Chinese companies have been buying up foreign businesses — including American ones — at a record rate, and it’s freaking out lawmakers.
There is General Electric’s sale of its appliance business to Qingdao-based Haier, Zoomlion’s bid for the heavy-lifting-equipment maker Terex Corporation, and ChemChina’s record-breaking deal for the Swiss seeds and pesticides group Syngenta, valued at $48 billion.
Most recently, a unit of the Chinese conglomerate HNA Group on Wednesday said it would buy the technology distributor Ingram Micro for $6 billion.

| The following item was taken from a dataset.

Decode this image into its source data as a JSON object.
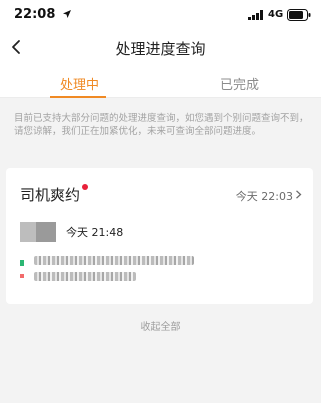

And the most contentious deal so far might be the Chinese-led investor group Chongqing Casin Enterprise’s bid for the Chicago Stock Exchange.
A Chinese deal spree
To date, there have been 102 Chinese outbound mergers-and-acquisitions deals announced this year, amounting to $81.6 billion in value, according to Dealogic. That’s up from 72 deals worth $11 billion in the same period last year.
And they’re not expected to let up anytime soon. Slow economic growth in China and cheap prices abroad due to the stock market’s recent selloff suggest the opposite.